Na avaliação de Fabri, os teólogos da Libertação mantêm acesa a chama do ideal de fazer teologia a partir da causa dos pobres, embora tenham deixado de produzir textos que lhes davam projeção na Igreja e na mídia. ''A Teologia da Libertação continua viva enquanto proposta de que é preciso viver a fé com base na realidade'', observou o professor da Faculdade Nossa Senhora da Assunção, antigo Seminário Central do Ipiranga.
Fabri adverte que é preciso analisar a Teologia da Libertação em dois planos. ''Na hierarquia, essa tendência sofreu restrições por parte daqueles que defendiam uma Igreja forte e centralizada para enfrentar fraturas da modernidade, porque viam na Teologia da Libertação uma ameaça''.
Em outro plano, os teólogos conseguiram, apesar da repressão, construir uma comunidade cristã que luta e busca novos caminhos. Significa a vivência na prática de uma teoria que supostamente deixou de ser ameaça nos últimos 15 anos, com o fim do socialismo real. A hierarquia, que por orientação de Roma, tentava refrear o movimento, achou que, a partir da queda do Muro de Berlim, ele passava a ser um modelo sem futuro.
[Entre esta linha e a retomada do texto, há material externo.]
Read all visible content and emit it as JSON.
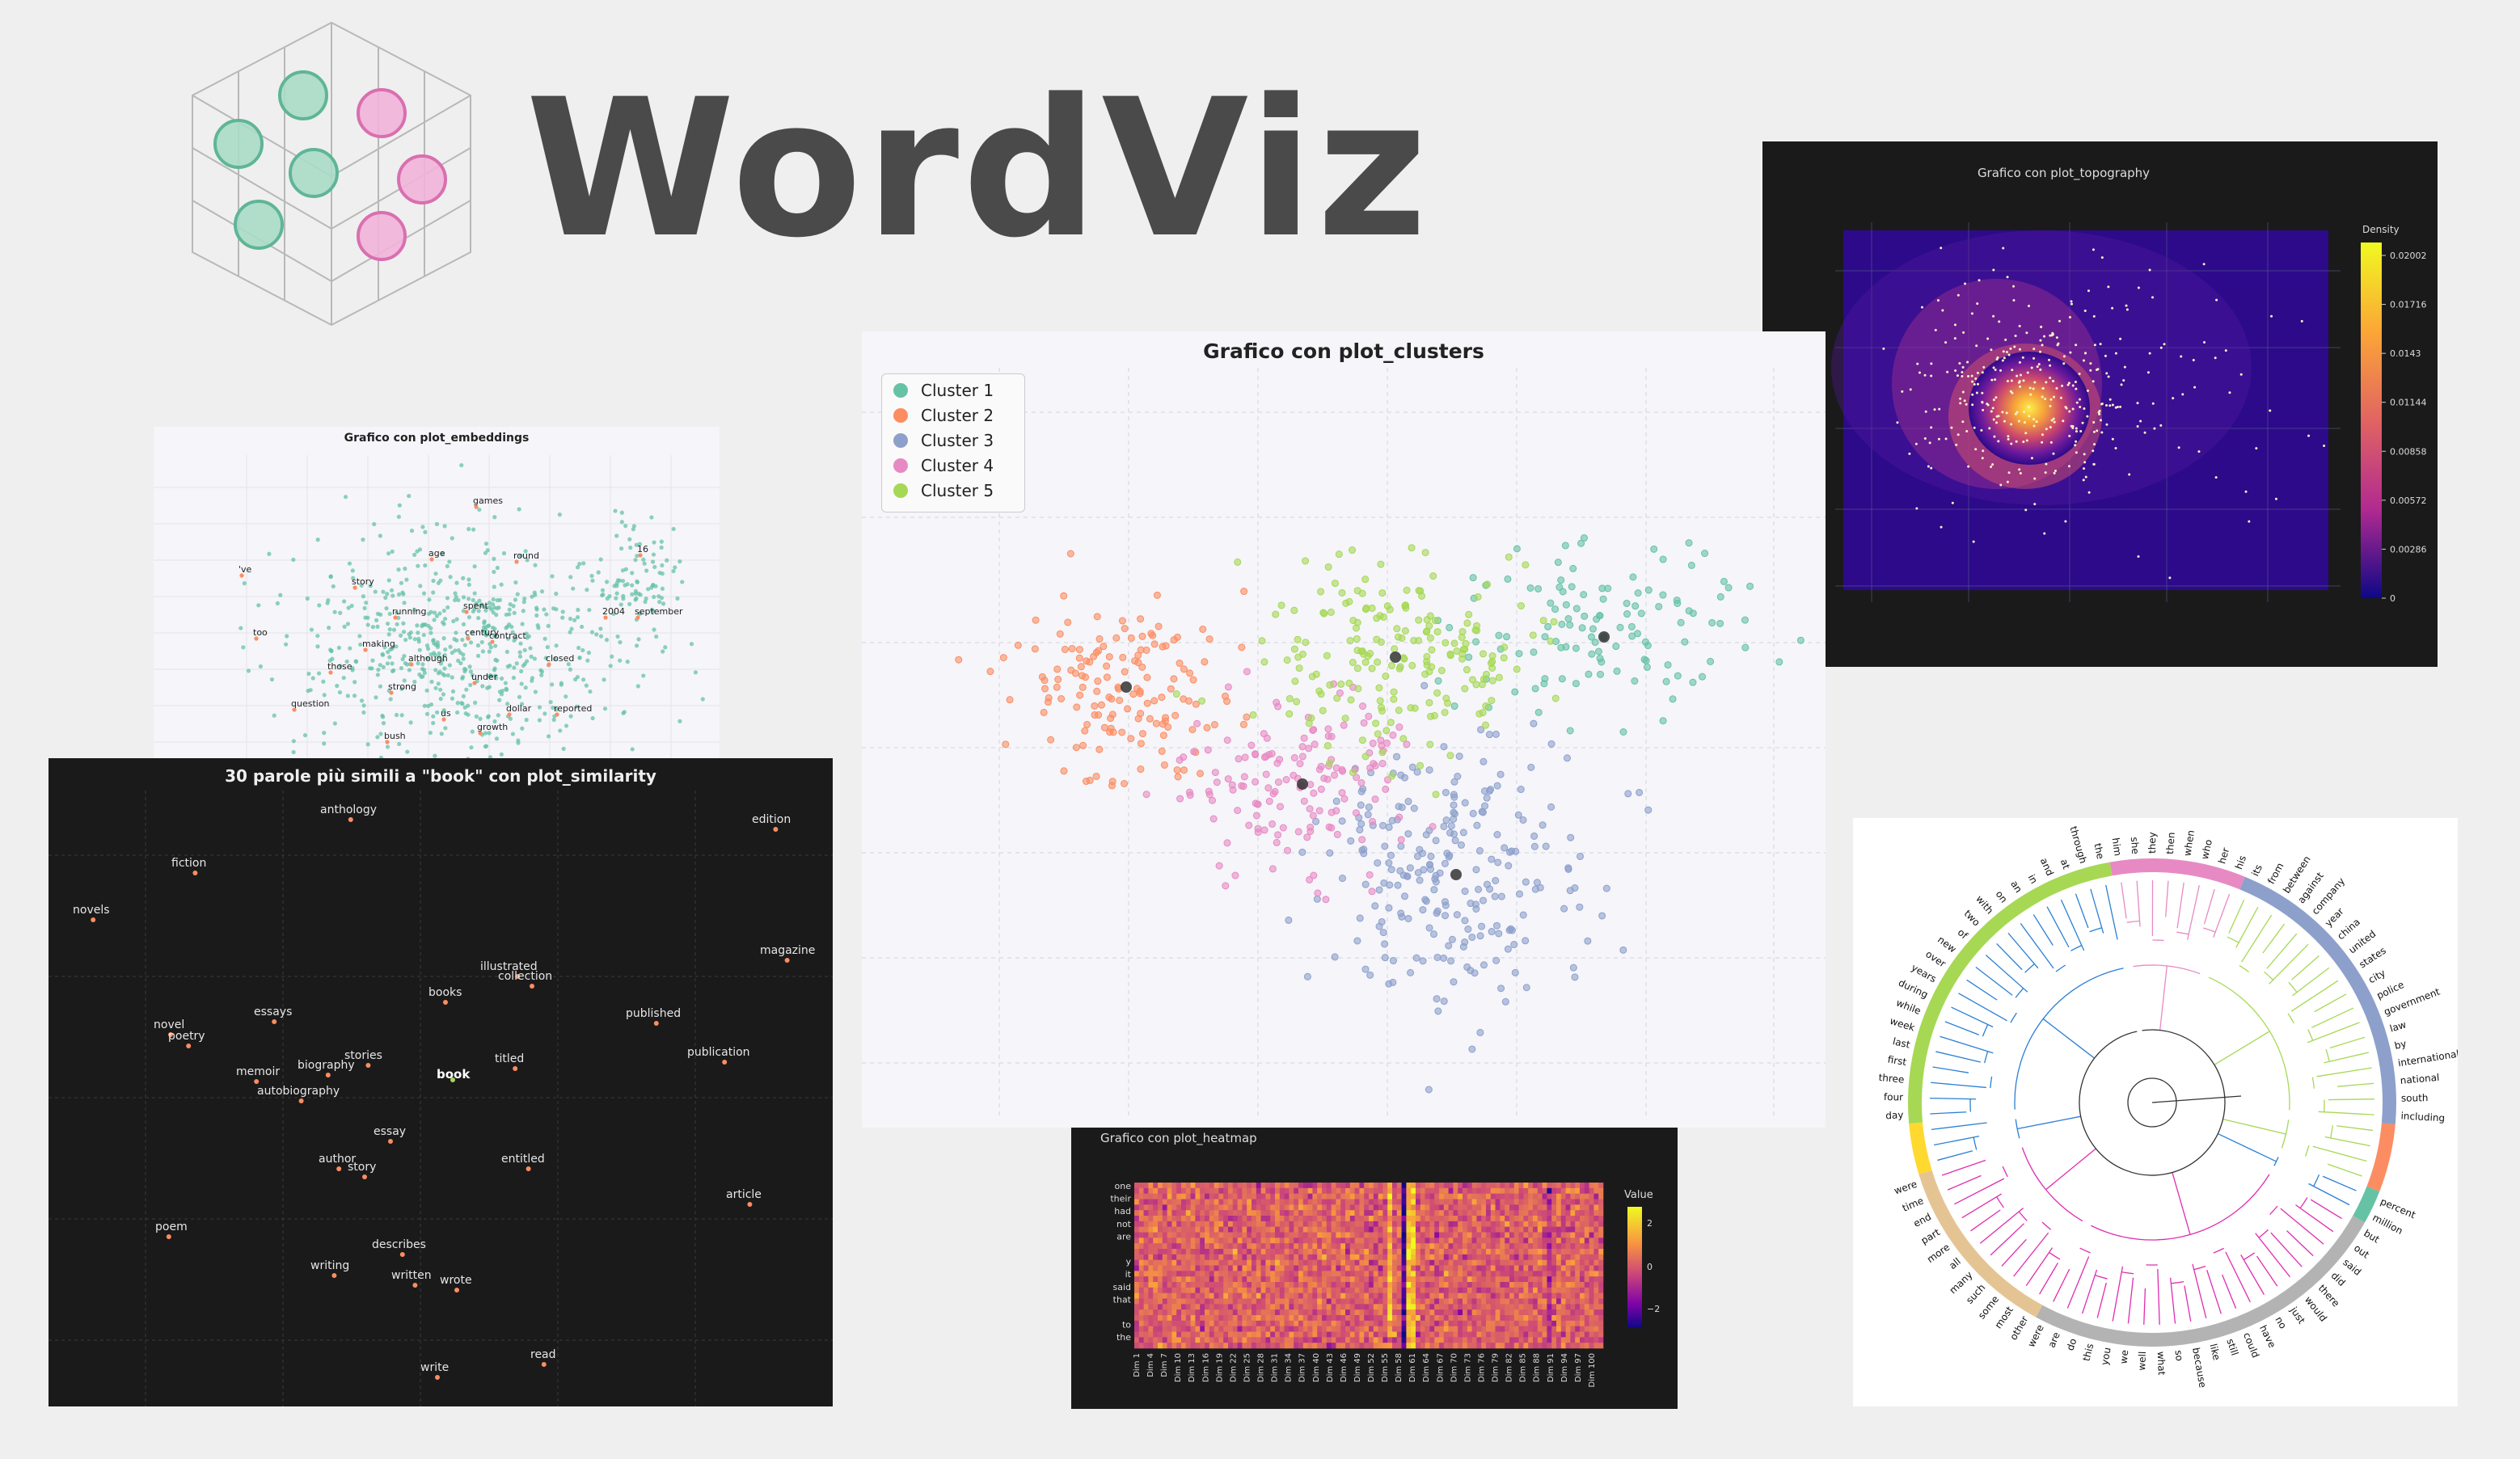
{
  "brand": {
    "name": "WordViz",
    "text_color": "#4a4a4a",
    "icon": "cube-with-circles-icon"
  },
  "colors": {
    "cluster1": "#66c2a5",
    "cluster2": "#fc8d62",
    "cluster3": "#8da0cb",
    "cluster4": "#e78ac3",
    "cluster5": "#a6d854",
    "dark_bg": "#1a1a1a",
    "light_bg": "#f5f5fa"
  },
  "embeddings": {
    "title": "Grafico con plot_embeddings",
    "words": [
      "games",
      "age",
      "round",
      "'ve",
      "story",
      "16",
      "running",
      "spent",
      "2004",
      "september",
      "too",
      "contract",
      "making",
      "century",
      "closed",
      "those",
      "although",
      "under",
      "strong",
      "question",
      "us",
      "dollar",
      "reported",
      "bush",
      "growth"
    ]
  },
  "topography": {
    "title": "Grafico con plot_topography",
    "colorbar_title": "Density",
    "ticks": [
      "0.02002",
      "0.01716",
      "0.0143",
      "0.01144",
      "0.00858",
      "0.00572",
      "0.00286",
      "0"
    ]
  },
  "clusters": {
    "title": "Grafico con plot_clusters",
    "legend": [
      "Cluster 1",
      "Cluster 2",
      "Cluster 3",
      "Cluster 4",
      "Cluster 5"
    ]
  },
  "similarity": {
    "title": "30 parole più simili a \"book\" con plot_similarity",
    "target": "book",
    "words": [
      "anthology",
      "edition",
      "fiction",
      "novels",
      "magazine",
      "illustrated",
      "collection",
      "books",
      "essays",
      "published",
      "novel",
      "poetry",
      "stories",
      "titled",
      "publication",
      "memoir",
      "biography",
      "autobiography",
      "essay",
      "author",
      "story",
      "entitled",
      "article",
      "poem",
      "describes",
      "writing",
      "written",
      "wrote",
      "read",
      "write"
    ]
  },
  "heatmap": {
    "title": "Grafico con plot_heatmap",
    "colorbar_title": "Value",
    "colorbar_ticks": [
      "2",
      "0",
      "−2"
    ],
    "y_labels": [
      "one",
      "their",
      "had",
      "not",
      "are",
      "",
      "y",
      "it",
      "said",
      "that",
      "",
      "to",
      "the"
    ],
    "x_labels": [
      "Dim 1",
      "Dim 4",
      "Dim 7",
      "Dim 10",
      "Dim 13",
      "Dim 16",
      "Dim 19",
      "Dim 22",
      "Dim 25",
      "Dim 28",
      "Dim 31",
      "Dim 34",
      "Dim 37",
      "Dim 40",
      "Dim 43",
      "Dim 46",
      "Dim 49",
      "Dim 52",
      "Dim 55",
      "Dim 58",
      "Dim 61",
      "Dim 64",
      "Dim 67",
      "Dim 70",
      "Dim 73",
      "Dim 76",
      "Dim 79",
      "Dim 82",
      "Dim 85",
      "Dim 88",
      "Dim 91",
      "Dim 94",
      "Dim 97",
      "Dim 100"
    ]
  },
  "dendrogram": {
    "segments": [
      {
        "color": "#e78ac3",
        "words": [
          "him",
          "she",
          "they",
          "then",
          "when",
          "who",
          "her",
          "his"
        ]
      },
      {
        "color": "#8da0cb",
        "words": [
          "its",
          "from",
          "between",
          "against",
          "company",
          "year",
          "china",
          "united",
          "states",
          "city",
          "police",
          "government",
          "law",
          "by",
          "international",
          "national",
          "south",
          "including"
        ]
      },
      {
        "color": "#fc8d62",
        "words": [
          "",
          "",
          "",
          ""
        ]
      },
      {
        "color": "#66c2a5",
        "words": [
          "percent",
          "million"
        ]
      },
      {
        "color": "#b3b3b3",
        "words": [
          "but",
          "out",
          "said",
          "did",
          "there",
          "would",
          "just",
          "no",
          "have",
          "could",
          "still",
          "like",
          "because",
          "so",
          "what",
          "well",
          "we",
          "you",
          "this",
          "do",
          "are",
          "were"
        ]
      },
      {
        "color": "#e5c494",
        "words": [
          "other",
          "most",
          "some",
          "such",
          "many",
          "all",
          "more",
          "part",
          "end",
          "time",
          "were"
        ]
      },
      {
        "color": "#ffd92f",
        "words": [
          "",
          "",
          ""
        ]
      },
      {
        "color": "#a6d854",
        "words": [
          "day",
          "four",
          "three",
          "first",
          "last",
          "week",
          "while",
          "during",
          "years",
          "over",
          "new",
          "of",
          "two",
          "with",
          "on",
          "an",
          "in",
          "and",
          "at",
          "through",
          "the"
        ]
      }
    ]
  }
}
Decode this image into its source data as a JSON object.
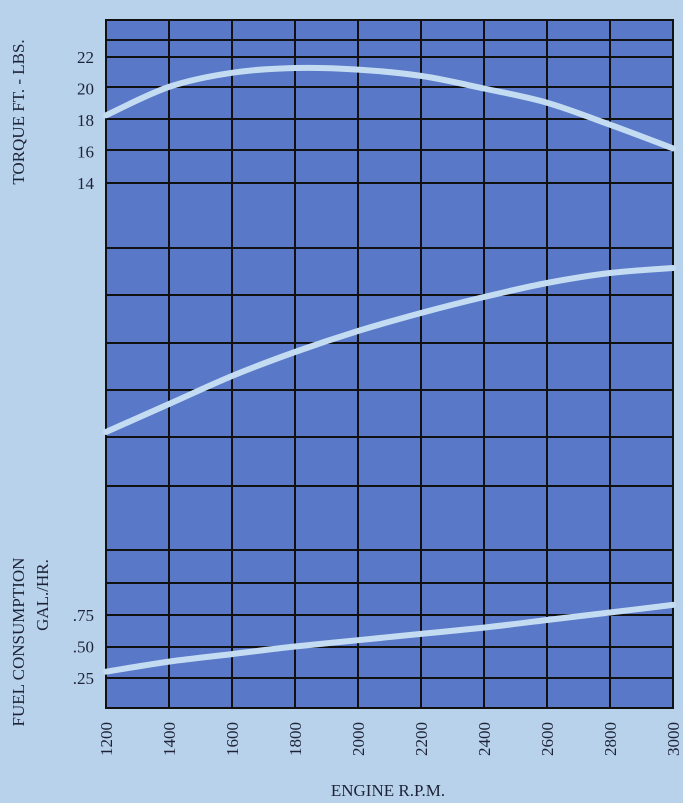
{
  "chart_data": {
    "type": "line",
    "title": "",
    "xlabel": "ENGINE R.P.M.",
    "x_ticks": [
      "1200",
      "1400",
      "1600",
      "1800",
      "2000",
      "2200",
      "2400",
      "2600",
      "2800",
      "3000"
    ],
    "xlim": [
      1200,
      3000
    ],
    "grid": true,
    "colors": {
      "background": "#b9d2ec",
      "plot_area": "#5a78c8",
      "grid": "#111111",
      "curve": "#c3dcf2"
    },
    "torque_axis": {
      "label": "TORQUE FT. - LBS.",
      "ticks": [
        "22",
        "20",
        "18",
        "16",
        "14"
      ]
    },
    "fuel_axis": {
      "label_line1": "FUEL CONSUMPTION",
      "label_line2": "GAL./HR.",
      "ticks": [
        ".75",
        ".50",
        ".25"
      ]
    },
    "series": [
      {
        "unit": "ft-lbs",
        "x": [
          1200,
          1400,
          1600,
          1800,
          2000,
          2200,
          2400,
          2600,
          2800,
          3000
        ],
        "y": [
          18.3,
          20.1,
          21.0,
          21.3,
          21.2,
          20.8,
          20.0,
          19.1,
          17.7,
          16.2
        ]
      },
      {
        "unit": "",
        "x": [
          1200,
          1400,
          1600,
          1800,
          2000,
          2200,
          2400,
          2600,
          2800,
          3000
        ],
        "y": null
      },
      {
        "unit": "gal/hr",
        "x": [
          1200,
          1400,
          1600,
          1800,
          2000,
          2200,
          2400,
          2600,
          2800,
          3000
        ],
        "y": [
          0.3,
          0.38,
          0.44,
          0.5,
          0.55,
          0.6,
          0.65,
          0.71,
          0.77,
          0.83
        ]
      }
    ]
  }
}
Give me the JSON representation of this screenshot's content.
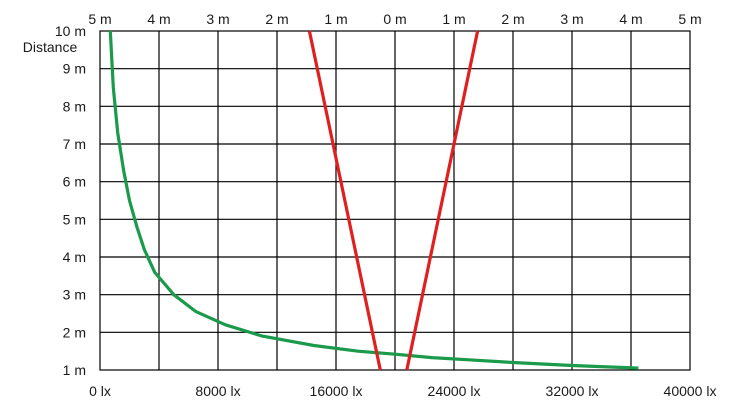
{
  "chart_data": {
    "type": "line",
    "title": "",
    "ylabel": "Distance",
    "xlabel": "",
    "bottom_axis": {
      "unit": "lx",
      "range": [
        0,
        40000
      ],
      "ticks": [
        "0 lx",
        "8000 lx",
        "16000 lx",
        "24000 lx",
        "32000 lx",
        "40000 lx"
      ]
    },
    "top_axis": {
      "unit": "m",
      "range": [
        -5,
        5
      ],
      "ticks": [
        "5 m",
        "4 m",
        "3 m",
        "2 m",
        "1 m",
        "0 m",
        "1 m",
        "2 m",
        "3 m",
        "4 m",
        "5 m"
      ]
    },
    "left_axis": {
      "unit": "m",
      "range": [
        1,
        10
      ],
      "ticks": [
        "1 m",
        "2 m",
        "3 m",
        "4 m",
        "5 m",
        "6 m",
        "7 m",
        "8 m",
        "9 m",
        "10 m"
      ]
    },
    "grid": true,
    "colors": {
      "illuminance": "#1a9a4a",
      "beam": "#e02020",
      "grid": "#000000"
    },
    "series": [
      {
        "kind": "illuminance",
        "axis": "bottom",
        "x": [
          700,
          900,
          1200,
          1600,
          2000,
          2500,
          3000,
          3700,
          5000,
          6500,
          8500,
          11000,
          14500,
          17500,
          20000,
          22500,
          25000,
          28000,
          32000,
          36500
        ],
        "y": [
          10,
          8.5,
          7.3,
          6.3,
          5.5,
          4.8,
          4.2,
          3.6,
          3.0,
          2.55,
          2.2,
          1.9,
          1.65,
          1.5,
          1.42,
          1.33,
          1.27,
          1.2,
          1.12,
          1.05
        ]
      },
      {
        "kind": "beam",
        "axis": "top",
        "x": [
          -1.45,
          -0.25
        ],
        "y": [
          10,
          1
        ]
      },
      {
        "kind": "beam",
        "axis": "top",
        "x": [
          1.4,
          0.2
        ],
        "y": [
          10,
          1
        ]
      }
    ]
  }
}
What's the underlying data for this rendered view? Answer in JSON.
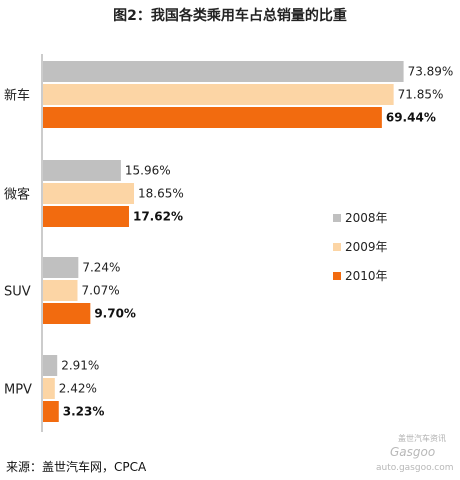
{
  "chart_data": {
    "type": "bar",
    "orientation": "horizontal",
    "title": "图2：我国各类乘用车占总销量的比重",
    "categories": [
      "新车",
      "微客",
      "SUV",
      "MPV"
    ],
    "series": [
      {
        "name": "2008年",
        "values": [
          73.89,
          15.96,
          7.24,
          2.91
        ],
        "labels": [
          "73.89%",
          "15.96%",
          "7.24%",
          "2.91%"
        ],
        "color": "#c0c0c0",
        "bold": false
      },
      {
        "name": "2009年",
        "values": [
          71.85,
          18.65,
          7.07,
          2.42
        ],
        "labels": [
          "71.85%",
          "18.65%",
          "7.07%",
          "2.42%"
        ],
        "color": "#fcd5a5",
        "bold": false
      },
      {
        "name": "2010年",
        "values": [
          69.44,
          17.62,
          9.7,
          3.23
        ],
        "labels": [
          "69.44%",
          "17.62%",
          "9.70%",
          "3.23%"
        ],
        "color": "#f26b0f",
        "bold": true
      }
    ],
    "xlim": [
      0,
      100
    ],
    "legend": "right",
    "grid": false
  },
  "source": "来源：盖世汽车网，CPCA",
  "watermark": {
    "line1": "盖世汽车资讯",
    "line2": "Gasgoo",
    "line3": "auto.gasgoo.com"
  }
}
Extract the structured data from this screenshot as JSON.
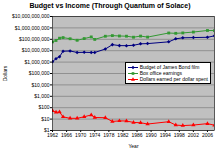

A censura e cassação dos principais teóricos da Libertação se refletiram na pastoral e em outros setores da Igreja. Os seminários, por exemplo, foram orientados a dar mais ênfase à liturgia e aos sacramentos, em vez de preocuparem tanto com os excluídos na linha de opção preferencial pelos pobres. A nova geração de religiosos sabe pouco sobre a teoria.
''A Teologia da Libertação está firme e forte'', afirma o sociólogo Pedro Assis Ribeiro de Oliveira, professor da Universidade Católica de Brasília. ''Os teólogos incorporaram temas novos, como a questão da mulher e das minorias'', disse Oliveira. Em sua opinião, o pontificado de Karol Wojtyla enfraqueceu o movimento, que poderá ter novo alento com a eleição do futuro papa.